The situation has only gotten worse after billions of dollars in aid were cut last year.

“The curtailment of foreign aid since August has had devastating impacts on an already struggling health sector,” said Samira Sayed Rahman, a spokesperson for International Rescue Committee, one of the nongovernmental organizations involved in relief efforts. “The aid cuts weakened vital health services nationwide, fallout that is now “all the more obvious when [Afghanistan is] stricken by a disaster like this.”

Taliban leadership has pledged it will soon begin compensating families of those killed or injured in the earthquake, but few civilians interviewed by The Washington Post believed they will ever see any money.

“All the money will just go to people who have a relationship with them,” said one man, who spoke on the condition of anonymity for fear of reprisals.

An older man interrupted, yelling that “they only give money to the rich, just like the previous government!” He also asked that his name not be published.

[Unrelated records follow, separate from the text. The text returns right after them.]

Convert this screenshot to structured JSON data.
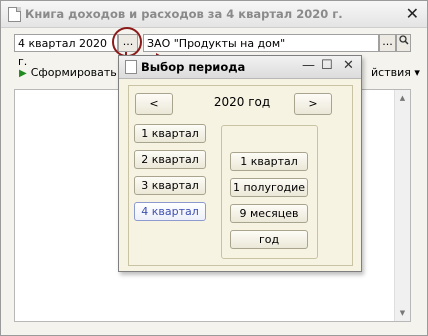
{
  "window": {
    "title": "Книга доходов и расходов за 4 квартал 2020 г.",
    "close": "✕"
  },
  "form": {
    "period_value": "4 квартал 2020 г.",
    "period_button": "...",
    "org_value": "ЗАО \"Продукты на дом\"",
    "org_button": "...",
    "org_search": "🔍"
  },
  "toolbar": {
    "generate_label": "Сформировать",
    "actions_label": "йствия ▾"
  },
  "dialog": {
    "title": "Выбор периода",
    "minimize": "—",
    "maximize": "☐",
    "close": "✕",
    "prev": "<",
    "next": ">",
    "year": "2020 год",
    "quarters": [
      "1 квартал",
      "2 квартал",
      "3 квартал",
      "4 квартал"
    ],
    "selected_quarter": "4 квартал",
    "periods": [
      "1 квартал",
      "1 полугодие",
      "9 месяцев",
      "год"
    ]
  },
  "colors": {
    "highlight": "#8b1a1a",
    "selected_text": "#3c4fb0"
  }
}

“We just want simple aid,” said Giankher, the young man waiting on the edge of the crowd. “If I return to my home today without anything of course I’ll be angry.” He was still waiting as Haqqani’s helicopter took off. A group of local Taliban members assembled at the edge of the field and addressed the crowd.

“Please go home,” they told the crowd of more than a hundred men gathered on the field’s edge. “The aid will be delivered to you. Do not form a crowd here, just go back to your homes and wait.”

The Washington Post’s Haq Nawaz Khan in Peshawar, Pakistan, contributed to this report.